The last day of my park pass. The plan was to go see the floating village and then go to Angkor Wat for sunset. The floating village was quite far outside Siem Reap, maybe 20 minutes in the tuk tuk. It was a small village on a lake, but the water level was really low and it was really dirty, garbage everywhere dirty. The horde of tourists packed onto boats to go see the floating market down the river. From what I saw there wasn’t much to see just a big dirty shallow lake.


We still had a lot of time to kill before sunset and Na said he was going to bring me to see something else on the way. We took a surprise detour at Wat Thmei.

Wat Thmei is a Buddhist temple. During the reign of the Khmer Rouge however, it was used as a prison. The Khmer banned all religion and all the monks were forced to leave the order. Next to the Wat is a small shrine, enclosed are skulls and bones they found in the area after the reign of terror ended. It was horrifying to look at a glass case full of skulls, many of them still had teeth.

My tuk tuk driver told me he lost both of his grandparents to the Khmer Rouge. I have a specific memory of a political cartoon depicting Pol Pot standing on a mountain of skulls. Then, it was just facts I had to learn, but seeing it with my own eyes made it a real event.

It is hard to think that life happened before your own lifetime, because to everyone their world is centered around themselves and they know nothing else, no before and no after. This was a kind of jolting reality that life and death happened for millions of years before me and it will happen for millions of years after and I will have had no part in any of it. I was trying to guess how old the driver is if he lost his grandparents during that time, 75 to 79 so he is probably around my parents age, meaning that my parents have lived through at least four different genocides throughout the world, and I myself have lived through three that I know of and an ongoing one. The things in history books are very real. Somehow though, it seems we are still not able to learn from the mistakes of the past.

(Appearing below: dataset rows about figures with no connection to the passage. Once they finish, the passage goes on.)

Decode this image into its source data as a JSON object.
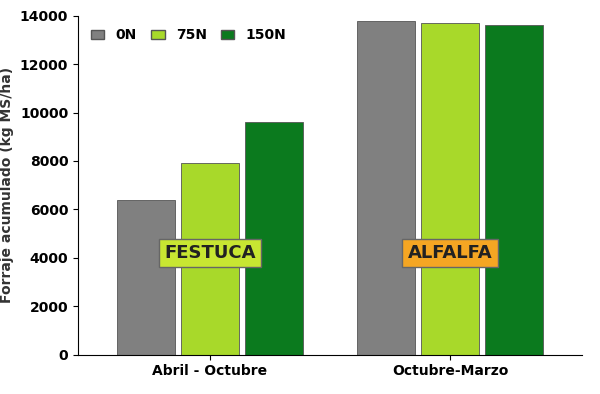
{
  "chart_data": {
    "type": "bar",
    "y_label": "Forraje acumulado (kg MS/ha)",
    "categories": [
      "Abril - Octubre",
      "Octubre-Marzo"
    ],
    "series": [
      {
        "name": "0N",
        "color": "#808080",
        "values": [
          6400,
          13800
        ]
      },
      {
        "name": "75N",
        "color": "#a8d92a",
        "values": [
          7900,
          13700
        ]
      },
      {
        "name": "150N",
        "color": "#0b7a1e",
        "values": [
          9600,
          13600
        ]
      }
    ],
    "annotations": [
      "FESTUCA",
      "ALFALFA"
    ],
    "ylim": [
      0,
      14000
    ],
    "yticks": [
      0,
      2000,
      4000,
      6000,
      8000,
      10000,
      12000,
      14000
    ],
    "legend": "upper left",
    "grid": false
  }
}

Between the temple and the shrine of skulls there is a small museum dedicated to the monk Li Song (I hope I am remembering his name correctly) and his life and survival of the prison. The museum was all paintings, but I still had trouble stomaching it. Especially the depiction of Tibia Torture, where they would cut out a prisoners tibia bone slicing away at the skin with a hatchet then rub ash in the open wound.

I didn’t take any pictures here thinking out of respect to the driver, it would’ve been completely inappropriate. We took a moment, I didn’t know what to say to him I can’t imagine how emotional it is to see, and bring tourist after tourist there. Tourists who can’t fully appreciate the reality of what happened, like myself.

After, we headed into the park. It was still too early for the sunset so we drove past Angkor Wat to Phnom Bakheng a small hill with a pyramid ruin on top.


I am grateful that I had this once in a lifetime opportunity to see this amazing site.